By Marcia Hall
When most parents hear the word “Holidays”, “Christmas” or “Hanukkah” there is a feeling of joy and excitement mixed with a bit of anxiety and possibly even panic. Everything around, from store fronts to advertisements, says that this time of year is supposed to be fun, peaceful and all about family, but rarely do parents feel that way. It is possible, however, to make it to the end of the season with some joy and peace left intact.
Limit Commitments – Yes, there are some things you cannot say “no” to. However, there are plenty of activities that you can take a pass on. Make a list of all the people you want to see and parties or events that you went to last year or know that you have to go to this year. Put a star next to the ones you feel like you “have” to go to. Highlight those you are really excited about going to. Then take a look again at those on the list that you put a star next too. Ask yourself what would really happen if you did not attend that event or see that person before Christmas. The reality is that people tend to go to events around this time of year simply because they think they are obligated to attend. But in order to make the holiday season more enjoyable for you and your family, some things might have to go.
Perhaps there are some people you could make plans to get together with after the hurriedness of the holidays has passed. If there are people on your list that you just can’t seem to fit into the schedule right now, give them a call and make plans to get together after the New Year, or at least after Christmas.
Enjoy the simple things – Parents often want their family to have a flawless and seamless holiday experience. You frantically search for the perfect gifts, decorate the house with millions of lights and adornments, and sacrifice to get your child to every possible fun occasion you can. However, your children seem to not even notice or appreciate all your hard work. These activities are not always the things that create lasting memories for your children.
Talk to your children if they are old enough. Ask them what really matters to them during the season. If they are not old enough, think back to your own childhood. What made those memories special for you? Was it that they were picture-perfect, or was it that you spent them with the people that you loved? Try to pick a few simple things and focus on doing those. Reject the pressure you feel to do everything to make the season picture-perfect.

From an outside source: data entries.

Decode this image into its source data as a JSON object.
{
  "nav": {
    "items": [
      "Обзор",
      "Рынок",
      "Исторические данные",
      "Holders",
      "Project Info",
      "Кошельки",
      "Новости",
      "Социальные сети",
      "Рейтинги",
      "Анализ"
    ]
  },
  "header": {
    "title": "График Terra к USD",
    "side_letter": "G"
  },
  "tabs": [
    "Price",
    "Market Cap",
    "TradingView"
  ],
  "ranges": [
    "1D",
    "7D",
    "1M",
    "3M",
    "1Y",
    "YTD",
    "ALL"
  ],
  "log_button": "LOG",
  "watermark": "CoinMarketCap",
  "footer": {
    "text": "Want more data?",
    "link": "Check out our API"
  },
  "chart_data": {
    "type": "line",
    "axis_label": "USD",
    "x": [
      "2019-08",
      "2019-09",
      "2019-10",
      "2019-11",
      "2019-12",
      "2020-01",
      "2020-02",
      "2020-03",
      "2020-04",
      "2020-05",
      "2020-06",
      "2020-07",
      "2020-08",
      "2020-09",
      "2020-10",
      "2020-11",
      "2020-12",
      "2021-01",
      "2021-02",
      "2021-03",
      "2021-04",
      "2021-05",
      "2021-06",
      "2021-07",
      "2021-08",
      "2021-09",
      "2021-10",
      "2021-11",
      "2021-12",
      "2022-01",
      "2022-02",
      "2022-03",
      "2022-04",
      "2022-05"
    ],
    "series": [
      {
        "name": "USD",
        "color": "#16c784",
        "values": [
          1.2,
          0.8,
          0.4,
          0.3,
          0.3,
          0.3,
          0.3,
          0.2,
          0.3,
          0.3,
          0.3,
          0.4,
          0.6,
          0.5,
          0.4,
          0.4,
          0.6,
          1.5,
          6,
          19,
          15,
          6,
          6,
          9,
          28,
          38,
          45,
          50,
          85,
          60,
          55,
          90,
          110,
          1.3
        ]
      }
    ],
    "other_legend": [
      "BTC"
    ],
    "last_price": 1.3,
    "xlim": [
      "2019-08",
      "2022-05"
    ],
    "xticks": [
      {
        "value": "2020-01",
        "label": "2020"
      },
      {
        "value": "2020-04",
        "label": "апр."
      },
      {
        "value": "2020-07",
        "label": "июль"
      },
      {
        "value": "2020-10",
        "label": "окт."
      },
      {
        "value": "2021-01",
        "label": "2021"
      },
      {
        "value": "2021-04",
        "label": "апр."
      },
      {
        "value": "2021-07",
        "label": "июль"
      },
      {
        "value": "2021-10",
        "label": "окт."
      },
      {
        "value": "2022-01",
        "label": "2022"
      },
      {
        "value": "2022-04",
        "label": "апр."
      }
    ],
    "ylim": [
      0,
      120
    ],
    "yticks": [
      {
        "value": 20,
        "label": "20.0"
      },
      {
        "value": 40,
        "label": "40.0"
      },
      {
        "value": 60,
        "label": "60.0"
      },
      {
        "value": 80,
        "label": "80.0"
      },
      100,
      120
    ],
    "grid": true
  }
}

Remember your childhood celebrations with accuracy – Often times the reason that parents push themselves to “do it all” during the holidays is that they remember all the things that they did when they were kids. Try to look back at your childhood with more detail about the events that meant so much to you. Did you love going out to see the Christmas lights? Do you remember it being amazing? Do you also remember freezing and complaining the whole time?

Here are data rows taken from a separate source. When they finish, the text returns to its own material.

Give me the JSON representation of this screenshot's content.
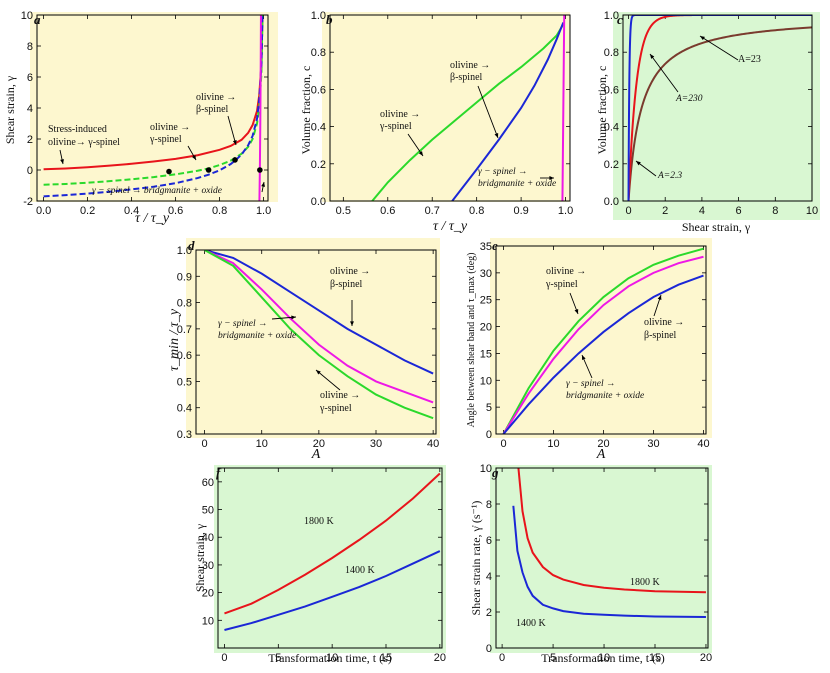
{
  "colors": {
    "panel_yellow": "#fdf7cf",
    "panel_green": "#d9f7d2",
    "red": "#e8141b",
    "green": "#2bd92b",
    "blue": "#1b27d6",
    "magenta": "#ee18e6",
    "brown": "#7a3b2e"
  },
  "chart_data": [
    {
      "id": "a",
      "type": "line",
      "panel_label": "a",
      "xlabel": "τ / τ_y",
      "ylabel": "Shear strain, γ",
      "xlim": [
        -0.03,
        1.02
      ],
      "ylim": [
        -2,
        10
      ],
      "xticks": [
        "0.0",
        "0.2",
        "0.4",
        "0.6",
        "0.8",
        "1.0"
      ],
      "yticks": [
        "-2",
        "0",
        "2",
        "4",
        "6",
        "8",
        "10"
      ],
      "series": [
        {
          "name": "Stress-induced olivine→ γ-spinel",
          "style": "solid",
          "color": "#e8141b",
          "x": [
            0,
            0.1,
            0.2,
            0.3,
            0.4,
            0.5,
            0.6,
            0.7,
            0.8,
            0.85,
            0.9,
            0.93,
            0.95,
            0.97,
            0.98,
            0.99,
            0.995
          ],
          "y": [
            0.05,
            0.1,
            0.18,
            0.28,
            0.4,
            0.55,
            0.72,
            0.95,
            1.3,
            1.55,
            1.95,
            2.4,
            2.9,
            3.8,
            4.8,
            6.8,
            10
          ]
        },
        {
          "name": "olivine → γ-spinel",
          "style": "dashed",
          "color": "#2bd92b",
          "x": [
            0,
            0.1,
            0.2,
            0.3,
            0.4,
            0.5,
            0.6,
            0.7,
            0.75,
            0.8,
            0.85,
            0.9,
            0.93,
            0.95,
            0.97,
            0.98,
            0.99,
            0.995
          ],
          "y": [
            -0.95,
            -0.9,
            -0.82,
            -0.72,
            -0.6,
            -0.46,
            -0.28,
            -0.05,
            0.1,
            0.32,
            0.6,
            1.05,
            1.5,
            2.0,
            3.0,
            4.0,
            6.2,
            10
          ]
        },
        {
          "name": "olivine → β-spinel",
          "style": "dashed",
          "color": "#1b27d6",
          "x": [
            0,
            0.1,
            0.2,
            0.3,
            0.4,
            0.5,
            0.6,
            0.7,
            0.75,
            0.8,
            0.85,
            0.87,
            0.9,
            0.93,
            0.95,
            0.97,
            0.98,
            0.99,
            0.995
          ],
          "y": [
            -1.7,
            -1.62,
            -1.52,
            -1.4,
            -1.25,
            -1.08,
            -0.85,
            -0.52,
            -0.3,
            -0.02,
            0.38,
            0.6,
            1.0,
            1.6,
            2.2,
            3.3,
            4.5,
            6.8,
            10
          ]
        },
        {
          "name": "γ − spinel → bridgmanite + oxide",
          "style": "solid",
          "color": "#ee18e6",
          "x": [
            0.981,
            0.983,
            0.985,
            0.987,
            0.988
          ],
          "y": [
            -2,
            0,
            3,
            7,
            10
          ]
        }
      ],
      "markers": {
        "x": [
          0.57,
          0.75,
          0.87,
          0.983
        ],
        "y": [
          -0.1,
          0.0,
          0.65,
          0.0
        ]
      },
      "annotations": [
        {
          "text": "Stress-induced"
        },
        {
          "text": "olivine→ γ-spinel"
        },
        {
          "text": "olivine →"
        },
        {
          "text": "γ-spinel"
        },
        {
          "text": "olivine →"
        },
        {
          "text": "β-spinel"
        },
        {
          "text": "γ − spinel → bridgmanite + oxide"
        }
      ]
    },
    {
      "id": "b",
      "type": "line",
      "panel_label": "b",
      "xlabel": "τ / τ_y",
      "ylabel": "Volume fraction, c",
      "xlim": [
        0.47,
        1.01
      ],
      "ylim": [
        0,
        1
      ],
      "xticks": [
        "0.5",
        "0.6",
        "0.7",
        "0.8",
        "0.9",
        "1.0"
      ],
      "yticks": [
        "0.0",
        "0.2",
        "0.4",
        "0.6",
        "0.8",
        "1.0"
      ],
      "series": [
        {
          "name": "olivine → γ-spinel",
          "color": "#2bd92b",
          "x": [
            0.565,
            0.6,
            0.65,
            0.7,
            0.75,
            0.8,
            0.85,
            0.9,
            0.95,
            0.98,
            0.995
          ],
          "y": [
            0,
            0.1,
            0.22,
            0.33,
            0.43,
            0.53,
            0.63,
            0.72,
            0.82,
            0.89,
            0.95
          ]
        },
        {
          "name": "olivine → β-spinel",
          "color": "#1b27d6",
          "x": [
            0.745,
            0.8,
            0.85,
            0.9,
            0.93,
            0.96,
            0.98,
            0.995
          ],
          "y": [
            0,
            0.17,
            0.33,
            0.5,
            0.62,
            0.76,
            0.87,
            0.96
          ]
        },
        {
          "name": "γ − spinel → bridgmanite + oxide",
          "color": "#ee18e6",
          "x": [
            0.993,
            0.994,
            0.995,
            0.996,
            0.997
          ],
          "y": [
            0,
            0.25,
            0.5,
            0.75,
            1.0
          ]
        }
      ],
      "annotations": [
        {
          "text": "olivine →"
        },
        {
          "text": "β-spinel"
        },
        {
          "text": "olivine →"
        },
        {
          "text": "γ-spinel"
        },
        {
          "text": "γ − spinel →"
        },
        {
          "text": "bridgmanite + oxide"
        }
      ]
    },
    {
      "id": "c",
      "type": "line",
      "panel_label": "c",
      "xlabel": "Shear strain, γ",
      "ylabel": "Volume fraction, c",
      "xlim": [
        -0.3,
        10
      ],
      "ylim": [
        0,
        1
      ],
      "xticks": [
        "0",
        "2",
        "4",
        "6",
        "8",
        "10"
      ],
      "yticks": [
        "0.0",
        "0.2",
        "0.4",
        "0.6",
        "0.8",
        "1.0"
      ],
      "series": [
        {
          "name": "A=2.3",
          "color": "#7a3b2e",
          "k": 2.3
        },
        {
          "name": "A=23",
          "color": "#e8141b",
          "k": 23
        },
        {
          "name": "A=230",
          "color": "#1b27d6",
          "k": 230
        }
      ],
      "annotations": [
        {
          "text": "A=23"
        },
        {
          "text": "A=230"
        },
        {
          "text": "A=2.3"
        }
      ]
    },
    {
      "id": "d",
      "type": "line",
      "panel_label": "d",
      "xlabel": "A",
      "ylabel": "τ_min / τ_y",
      "xlim": [
        -1.5,
        40.5
      ],
      "ylim": [
        0.3,
        1.0
      ],
      "xticks": [
        "0",
        "10",
        "20",
        "30",
        "40"
      ],
      "yticks": [
        "0.3",
        "0.4",
        "0.5",
        "0.6",
        "0.7",
        "0.8",
        "0.9",
        "1.0"
      ],
      "series": [
        {
          "name": "olivine → β-spinel",
          "color": "#1b27d6",
          "x": [
            0,
            5,
            10,
            15,
            20,
            25,
            30,
            35,
            40
          ],
          "y": [
            1.0,
            0.97,
            0.91,
            0.84,
            0.77,
            0.7,
            0.64,
            0.58,
            0.53
          ]
        },
        {
          "name": "γ − spinel → bridgmanite + oxide",
          "color": "#ee18e6",
          "x": [
            0,
            5,
            10,
            15,
            20,
            25,
            30,
            35,
            40
          ],
          "y": [
            1.0,
            0.95,
            0.85,
            0.74,
            0.64,
            0.56,
            0.5,
            0.46,
            0.42
          ]
        },
        {
          "name": "olivine → γ-spinel",
          "color": "#2bd92b",
          "x": [
            0,
            5,
            10,
            15,
            20,
            25,
            30,
            35,
            40
          ],
          "y": [
            1.0,
            0.94,
            0.82,
            0.7,
            0.6,
            0.52,
            0.45,
            0.4,
            0.36
          ]
        }
      ],
      "annotations": [
        {
          "text": "olivine →"
        },
        {
          "text": "β-spinel"
        },
        {
          "text": "γ − spinel →"
        },
        {
          "text": "bridgmanite + oxide"
        },
        {
          "text": "olivine →"
        },
        {
          "text": "γ-spinel"
        }
      ]
    },
    {
      "id": "e",
      "type": "line",
      "panel_label": "e",
      "xlabel": "A",
      "ylabel": "Angle between shear band and τ_max (deg)",
      "xlim": [
        -1.5,
        40.5
      ],
      "ylim": [
        0,
        35
      ],
      "xticks": [
        "0",
        "10",
        "20",
        "30",
        "40"
      ],
      "yticks": [
        "0",
        "5",
        "10",
        "15",
        "20",
        "25",
        "30",
        "35"
      ],
      "series": [
        {
          "name": "olivine → γ-spinel",
          "color": "#2bd92b",
          "x": [
            0,
            5,
            10,
            15,
            20,
            25,
            30,
            35,
            40
          ],
          "y": [
            0,
            8.5,
            15.5,
            21.0,
            25.5,
            29.0,
            31.5,
            33.2,
            34.5
          ]
        },
        {
          "name": "γ − spinel → bridgmanite + oxide",
          "color": "#ee18e6",
          "x": [
            0,
            5,
            10,
            15,
            20,
            25,
            30,
            35,
            40
          ],
          "y": [
            0,
            7.5,
            14.0,
            19.5,
            24.0,
            27.5,
            30.0,
            31.8,
            33.0
          ]
        },
        {
          "name": "olivine → β-spinel",
          "color": "#1b27d6",
          "x": [
            0,
            5,
            10,
            15,
            20,
            25,
            30,
            35,
            40
          ],
          "y": [
            0,
            5.5,
            10.5,
            15.0,
            19.0,
            22.5,
            25.5,
            27.8,
            29.5
          ]
        }
      ],
      "annotations": [
        {
          "text": "olivine →"
        },
        {
          "text": "γ-spinel"
        },
        {
          "text": "olivine →"
        },
        {
          "text": "β-spinel"
        },
        {
          "text": "γ − spinel →"
        },
        {
          "text": "bridgmanite + oxide"
        }
      ]
    },
    {
      "id": "f",
      "type": "line",
      "panel_label": "f",
      "xlabel": "Transformation time, t (s)",
      "ylabel": "Shear strain, γ",
      "xlim": [
        -0.6,
        20.2
      ],
      "ylim": [
        0,
        65
      ],
      "xticks": [
        "0",
        "5",
        "10",
        "15",
        "20"
      ],
      "yticks": [
        "10",
        "20",
        "30",
        "40",
        "50",
        "60"
      ],
      "series": [
        {
          "name": "1800 K",
          "color": "#e8141b",
          "x": [
            0,
            2.5,
            5,
            7.5,
            10,
            12.5,
            15,
            17.5,
            20
          ],
          "y": [
            12.5,
            16,
            21,
            26.5,
            32.5,
            39,
            46,
            54,
            63
          ]
        },
        {
          "name": "1400 K",
          "color": "#1b27d6",
          "x": [
            0,
            2.5,
            5,
            7.5,
            10,
            12.5,
            15,
            17.5,
            20
          ],
          "y": [
            6.5,
            9,
            12,
            15,
            18.5,
            22,
            26,
            30.5,
            35
          ]
        }
      ],
      "annotations": [
        {
          "text": "1800 K"
        },
        {
          "text": "1400 K"
        }
      ]
    },
    {
      "id": "g",
      "type": "line",
      "panel_label": "g",
      "xlabel": "Transformation time, t (s)",
      "ylabel": "Shear strain rate, γ̇ (s⁻¹)",
      "xlim": [
        -0.6,
        20.2
      ],
      "ylim": [
        0,
        10
      ],
      "xticks": [
        "0",
        "5",
        "10",
        "15",
        "20"
      ],
      "yticks": [
        "0",
        "2",
        "4",
        "6",
        "8",
        "10"
      ],
      "series": [
        {
          "name": "1800 K",
          "color": "#e8141b",
          "x": [
            1.6,
            2,
            2.5,
            3,
            4,
            5,
            6,
            8,
            10,
            12,
            15,
            20
          ],
          "y": [
            10,
            7.6,
            6.1,
            5.3,
            4.5,
            4.05,
            3.8,
            3.5,
            3.35,
            3.25,
            3.15,
            3.1
          ]
        },
        {
          "name": "1400 K",
          "color": "#1b27d6",
          "x": [
            1.1,
            1.5,
            2,
            2.5,
            3,
            4,
            5,
            6,
            8,
            10,
            12,
            15,
            20
          ],
          "y": [
            7.9,
            5.4,
            4.2,
            3.4,
            2.9,
            2.4,
            2.2,
            2.05,
            1.9,
            1.85,
            1.8,
            1.75,
            1.72
          ]
        }
      ],
      "annotations": [
        {
          "text": "1800 K"
        },
        {
          "text": "1400 K"
        }
      ]
    }
  ]
}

When parents plan these events for their families, remembering only the great things about their own childhood experiences, there is an expectation that their kids will understand the meaning behind the tradition, have a great time, and say only nice things to each other. This is something out of a movie that is often not reality. Set your expectations according to the understanding that even though you look back at your childhood holiday traditions with love now, in the moment you probably complained (almost) as much as your children currently are. Then, when your children complain that they are too cold and want to go home, it does not hurt your feelings or cause you stress. You know that you now look back at those times with fond memories, and you can have faith that someday they will too.

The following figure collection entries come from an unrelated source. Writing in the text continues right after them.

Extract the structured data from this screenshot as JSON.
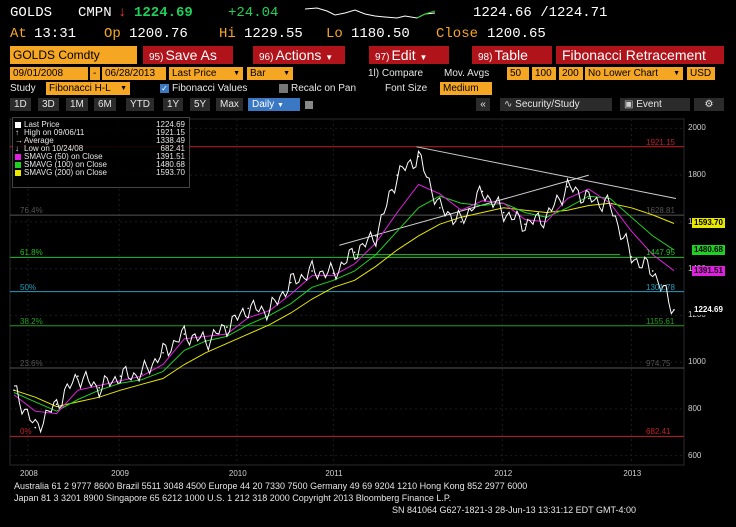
{
  "header": {
    "ticker": "GOLDS",
    "cmpn_label": "CMPN",
    "down_arrow": "↓",
    "last": "1224.69",
    "change": "+24.04",
    "bid_ask": "1224.66 /1224.71",
    "at_label": "At",
    "at_time": "13:31",
    "op_label": "Op",
    "op_value": "1200.76",
    "hi_label": "Hi",
    "hi_value": "1229.55",
    "lo_label": "Lo",
    "lo_value": "1180.50",
    "close_label": "Close",
    "close_value": "1200.65"
  },
  "menubar": {
    "security": "GOLDS Comdty",
    "save": {
      "num": "95)",
      "label": "Save As"
    },
    "actions": {
      "num": "96)",
      "label": "Actions"
    },
    "edit": {
      "num": "97)",
      "label": "Edit"
    },
    "table": {
      "num": "98)",
      "label": "Table"
    },
    "title": "Fibonacci Retracement"
  },
  "settings": {
    "start_date": "09/01/2008",
    "dash": "-",
    "end_date": "06/28/2013",
    "field": "Last Price",
    "chart_type": "Bar",
    "compare": "1l) Compare",
    "mov_avgs_label": "Mov. Avgs",
    "mov_avg_1": "50",
    "mov_avg_2": "100",
    "mov_avg_3": "200",
    "lower_chart": "No Lower Chart",
    "currency": "USD",
    "study_label": "Study",
    "study_value": "Fibonacci H-L",
    "fib_values": "Fibonacci Values",
    "recalc": "Recalc on Pan",
    "font_size_label": "Font Size",
    "font_size_value": "Medium"
  },
  "tabs": {
    "periods": [
      "1D",
      "3D",
      "1M",
      "6M",
      "YTD",
      "1Y",
      "5Y",
      "Max"
    ],
    "frequency": "Daily",
    "security_study": "Security/Study",
    "event": "Event"
  },
  "legend": {
    "items": [
      {
        "label": "Last Price",
        "value": "1224.69",
        "color": "#ffffff",
        "icon": "square-icon"
      },
      {
        "label": "High on 09/06/11",
        "value": "1921.15",
        "color": "#ffffff",
        "icon": "up-arrow-icon"
      },
      {
        "label": "Average",
        "value": "1338.49",
        "color": "#ffffff",
        "icon": "arrow-right-icon"
      },
      {
        "label": "Low on 10/24/08",
        "value": "682.41",
        "color": "#ffffff",
        "icon": "down-arrow-icon"
      },
      {
        "label": "SMAVG (50) on Close",
        "value": "1391.51",
        "color": "#e020e0",
        "icon": "square-icon"
      },
      {
        "label": "SMAVG (100) on Close",
        "value": "1480.68",
        "color": "#20d020",
        "icon": "square-icon"
      },
      {
        "label": "SMAVG (200) on Close",
        "value": "1593.70",
        "color": "#e8e800",
        "icon": "square-icon"
      }
    ]
  },
  "fib_levels": [
    {
      "pct": "100%",
      "value": "1921.15",
      "color": "#c0202a"
    },
    {
      "pct": "76.4%",
      "value": "1628.81",
      "color": "#555555"
    },
    {
      "pct": "61.8%",
      "value": "1447.95",
      "color": "#20c020"
    },
    {
      "pct": "50%",
      "value": "1301.78",
      "color": "#20a0c0"
    },
    {
      "pct": "38.2%",
      "value": "1155.61",
      "color": "#20a020"
    },
    {
      "pct": "23.6%",
      "value": "974.75",
      "color": "#555555"
    },
    {
      "pct": "0%",
      "value": "682.41",
      "color": "#c0202a"
    }
  ],
  "price_tags": [
    {
      "value": "1593.70",
      "color": "#e8e800"
    },
    {
      "value": "1480.68",
      "color": "#20d020"
    },
    {
      "value": "1391.51",
      "color": "#e020e0"
    },
    {
      "value": "1224.69",
      "color": "#ffffff"
    }
  ],
  "chart_data": {
    "type": "line",
    "xlabel": "",
    "ylabel": "",
    "x_ticks": [
      "2008",
      "2009",
      "2010",
      "2011",
      "2012",
      "2013"
    ],
    "y_ticks": [
      2000,
      1800,
      1600,
      1400,
      1200,
      1000,
      800,
      600
    ],
    "ylim": [
      560,
      2040
    ],
    "x": [
      "2008-09",
      "2008-10",
      "2008-12",
      "2009-02",
      "2009-04",
      "2009-06",
      "2009-08",
      "2009-10",
      "2009-12",
      "2010-02",
      "2010-04",
      "2010-06",
      "2010-08",
      "2010-10",
      "2010-12",
      "2011-02",
      "2011-04",
      "2011-06",
      "2011-08",
      "2011-09",
      "2011-10",
      "2011-12",
      "2012-02",
      "2012-04",
      "2012-06",
      "2012-08",
      "2012-10",
      "2012-12",
      "2013-02",
      "2013-04",
      "2013-05",
      "2013-06"
    ],
    "series": [
      {
        "name": "Last Price",
        "color": "#ffffff",
        "values": [
          880,
          720,
          820,
          940,
          890,
          940,
          950,
          1040,
          1120,
          1090,
          1150,
          1230,
          1220,
          1340,
          1390,
          1380,
          1470,
          1540,
          1800,
          1880,
          1660,
          1600,
          1730,
          1640,
          1590,
          1620,
          1750,
          1700,
          1670,
          1450,
          1390,
          1224
        ]
      },
      {
        "name": "SMAVG (50) on Close",
        "color": "#e020e0",
        "values": [
          860,
          790,
          780,
          880,
          900,
          920,
          940,
          990,
          1100,
          1110,
          1120,
          1190,
          1220,
          1290,
          1370,
          1370,
          1420,
          1510,
          1640,
          1760,
          1720,
          1650,
          1690,
          1680,
          1610,
          1600,
          1700,
          1740,
          1680,
          1560,
          1460,
          1391
        ]
      },
      {
        "name": "SMAVG (100) on Close",
        "color": "#20d020",
        "values": [
          870,
          830,
          790,
          840,
          880,
          910,
          925,
          960,
          1050,
          1090,
          1110,
          1160,
          1200,
          1250,
          1320,
          1350,
          1390,
          1460,
          1560,
          1660,
          1710,
          1680,
          1670,
          1680,
          1640,
          1620,
          1660,
          1710,
          1700,
          1620,
          1540,
          1480
        ]
      },
      {
        "name": "SMAVG (200) on Close",
        "color": "#e8e800",
        "values": [
          880,
          850,
          810,
          830,
          850,
          880,
          905,
          930,
          990,
          1040,
          1080,
          1120,
          1160,
          1210,
          1270,
          1320,
          1350,
          1410,
          1480,
          1540,
          1590,
          1620,
          1640,
          1660,
          1650,
          1640,
          1650,
          1670,
          1680,
          1660,
          1630,
          1593
        ]
      }
    ]
  },
  "footer": {
    "line1": "Australia 61 2 9777 8600 Brazil 5511 3048 4500 Europe 44 20 7330 7500 Germany 49 69 9204 1210 Hong Kong 852 2977 6000",
    "line2": "Japan 81 3 3201 8900        Singapore 65 6212 1000        U.S. 1 212 318 2000        Copyright 2013 Bloomberg Finance L.P.",
    "line3": "SN 841064 G627-1821-3 28-Jun-13 13:31:12 EDT  GMT-4:00"
  }
}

Look at the holiday through your child’s eyes – It is so easy in the hustle and bustle of getting everything done to forget what it is like to be a child during this season. Whatever holiday your family celebrates during this season, your child will look at it with great anticipation and delight. No matter how many toys your child says that she wants, remember that what she wants most is more time with you.
With a few small adjustments to your outlook, you can not only make it through the season, but do so with joy, finding yourself refreshed on January 1st instead of exhausted and in need of a vacation.